Recently, Vente et al30 treated 6 patients who had severe mucosal lichen planus with topically applied 0.1% tacrolimus ointment. After 4 weeks, complete resolution was observed in 3 patients and substantial improvement in the remaining 3. Blood levels of tacrolimus after topical application to the oral mucosa were below the detection limit in 5 of 6 patients. Thus, since our patient applied 0.1% tacrolimus ointment to an area smaller than 60 cm2, the risk for systemic adverse effects is exceedingly low. When vulvar lichen sclerosus is treated with topical corticosteroids, most patients require long-term regular application.3 In contrast, our patient has no clinical signs of relapse 12 months after the cessation of tacrolimus therapy.

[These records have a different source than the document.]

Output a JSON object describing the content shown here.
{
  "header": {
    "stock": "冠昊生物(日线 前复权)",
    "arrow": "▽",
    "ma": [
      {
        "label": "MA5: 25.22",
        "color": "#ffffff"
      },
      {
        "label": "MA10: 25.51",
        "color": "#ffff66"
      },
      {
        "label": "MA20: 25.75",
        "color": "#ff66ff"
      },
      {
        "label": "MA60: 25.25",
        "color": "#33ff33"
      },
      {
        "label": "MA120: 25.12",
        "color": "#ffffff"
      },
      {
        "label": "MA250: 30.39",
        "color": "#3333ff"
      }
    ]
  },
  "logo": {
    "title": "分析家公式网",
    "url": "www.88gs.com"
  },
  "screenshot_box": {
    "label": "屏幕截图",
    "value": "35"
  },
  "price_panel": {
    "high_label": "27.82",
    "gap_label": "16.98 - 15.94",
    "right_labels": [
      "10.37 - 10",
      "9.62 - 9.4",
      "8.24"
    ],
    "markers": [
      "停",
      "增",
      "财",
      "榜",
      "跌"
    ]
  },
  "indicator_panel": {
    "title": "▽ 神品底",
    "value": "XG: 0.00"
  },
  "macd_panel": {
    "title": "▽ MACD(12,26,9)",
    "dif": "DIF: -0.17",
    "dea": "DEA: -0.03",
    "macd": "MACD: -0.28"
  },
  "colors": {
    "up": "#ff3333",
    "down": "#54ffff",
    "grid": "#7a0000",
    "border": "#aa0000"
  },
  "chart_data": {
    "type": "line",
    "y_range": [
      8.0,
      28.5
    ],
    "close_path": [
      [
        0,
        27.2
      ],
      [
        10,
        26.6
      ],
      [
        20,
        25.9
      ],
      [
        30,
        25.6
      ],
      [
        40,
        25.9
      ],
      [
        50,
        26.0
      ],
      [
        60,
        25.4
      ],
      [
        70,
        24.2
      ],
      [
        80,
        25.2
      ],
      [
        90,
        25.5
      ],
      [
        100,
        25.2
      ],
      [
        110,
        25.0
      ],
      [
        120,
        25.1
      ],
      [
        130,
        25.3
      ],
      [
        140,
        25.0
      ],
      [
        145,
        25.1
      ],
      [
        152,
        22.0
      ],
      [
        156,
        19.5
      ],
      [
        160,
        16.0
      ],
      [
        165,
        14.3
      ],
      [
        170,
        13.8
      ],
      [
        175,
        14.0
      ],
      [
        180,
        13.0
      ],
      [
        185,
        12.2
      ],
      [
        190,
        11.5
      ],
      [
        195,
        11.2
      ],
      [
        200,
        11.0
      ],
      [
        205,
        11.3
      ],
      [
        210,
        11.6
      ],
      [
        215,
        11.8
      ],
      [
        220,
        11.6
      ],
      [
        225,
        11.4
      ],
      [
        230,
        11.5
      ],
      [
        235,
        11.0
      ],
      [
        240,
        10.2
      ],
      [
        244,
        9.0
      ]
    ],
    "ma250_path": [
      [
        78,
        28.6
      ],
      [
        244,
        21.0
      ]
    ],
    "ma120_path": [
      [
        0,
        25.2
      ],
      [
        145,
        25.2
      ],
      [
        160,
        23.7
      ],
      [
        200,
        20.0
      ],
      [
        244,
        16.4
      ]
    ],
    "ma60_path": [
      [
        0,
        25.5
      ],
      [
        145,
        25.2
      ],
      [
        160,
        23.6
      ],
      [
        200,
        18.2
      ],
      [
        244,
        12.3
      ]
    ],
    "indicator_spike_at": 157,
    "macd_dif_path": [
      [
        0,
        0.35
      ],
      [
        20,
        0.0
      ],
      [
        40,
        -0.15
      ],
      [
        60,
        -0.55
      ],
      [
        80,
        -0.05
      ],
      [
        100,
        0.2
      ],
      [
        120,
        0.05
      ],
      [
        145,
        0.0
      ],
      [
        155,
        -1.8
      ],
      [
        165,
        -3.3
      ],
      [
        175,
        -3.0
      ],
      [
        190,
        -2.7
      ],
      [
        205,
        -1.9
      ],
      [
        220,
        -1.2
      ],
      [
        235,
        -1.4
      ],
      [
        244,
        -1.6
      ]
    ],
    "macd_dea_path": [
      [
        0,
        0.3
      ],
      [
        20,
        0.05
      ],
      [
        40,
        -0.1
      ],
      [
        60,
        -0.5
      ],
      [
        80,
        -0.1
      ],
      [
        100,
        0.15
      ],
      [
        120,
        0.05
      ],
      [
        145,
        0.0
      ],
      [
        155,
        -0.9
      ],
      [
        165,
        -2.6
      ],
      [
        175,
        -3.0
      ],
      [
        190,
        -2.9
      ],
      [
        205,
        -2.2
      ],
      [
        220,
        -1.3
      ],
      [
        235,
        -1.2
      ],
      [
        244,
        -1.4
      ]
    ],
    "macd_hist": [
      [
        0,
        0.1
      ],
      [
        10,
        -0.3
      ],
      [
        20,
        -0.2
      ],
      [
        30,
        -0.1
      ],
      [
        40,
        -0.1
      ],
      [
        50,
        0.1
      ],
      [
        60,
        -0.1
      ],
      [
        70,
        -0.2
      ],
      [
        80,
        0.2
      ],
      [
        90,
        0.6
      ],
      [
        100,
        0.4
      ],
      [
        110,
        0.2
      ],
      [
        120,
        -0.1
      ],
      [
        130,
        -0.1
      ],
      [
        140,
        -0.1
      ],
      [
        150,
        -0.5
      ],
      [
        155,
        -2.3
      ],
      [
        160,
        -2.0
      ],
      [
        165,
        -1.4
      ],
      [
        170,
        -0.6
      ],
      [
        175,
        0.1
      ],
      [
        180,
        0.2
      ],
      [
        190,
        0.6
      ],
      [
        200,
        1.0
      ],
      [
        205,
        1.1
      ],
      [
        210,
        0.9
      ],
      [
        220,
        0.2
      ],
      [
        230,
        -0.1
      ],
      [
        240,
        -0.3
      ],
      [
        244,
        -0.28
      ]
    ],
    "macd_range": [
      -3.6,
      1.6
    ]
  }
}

Moreover, topical tacrolimus does not seem to have the atrophogenic effect of corticosteroids because it does not interfere with collagen synthesis.31
In conclusion, the introduction of topical tacrolimus for the treatment of chronic T cell–mediated inflammatory skin diseases has shown significant efficacy and an excellent safety profile with few notable local adverse effects and a minimal risk of systemic adverse effects. The present case indicates for the first time that topical tacrolimus could serve as a potent, long-lasting, and safe addition to the armamentarium for the treatment of lichen sclerosus.
Accepted for publication January 9, 2003.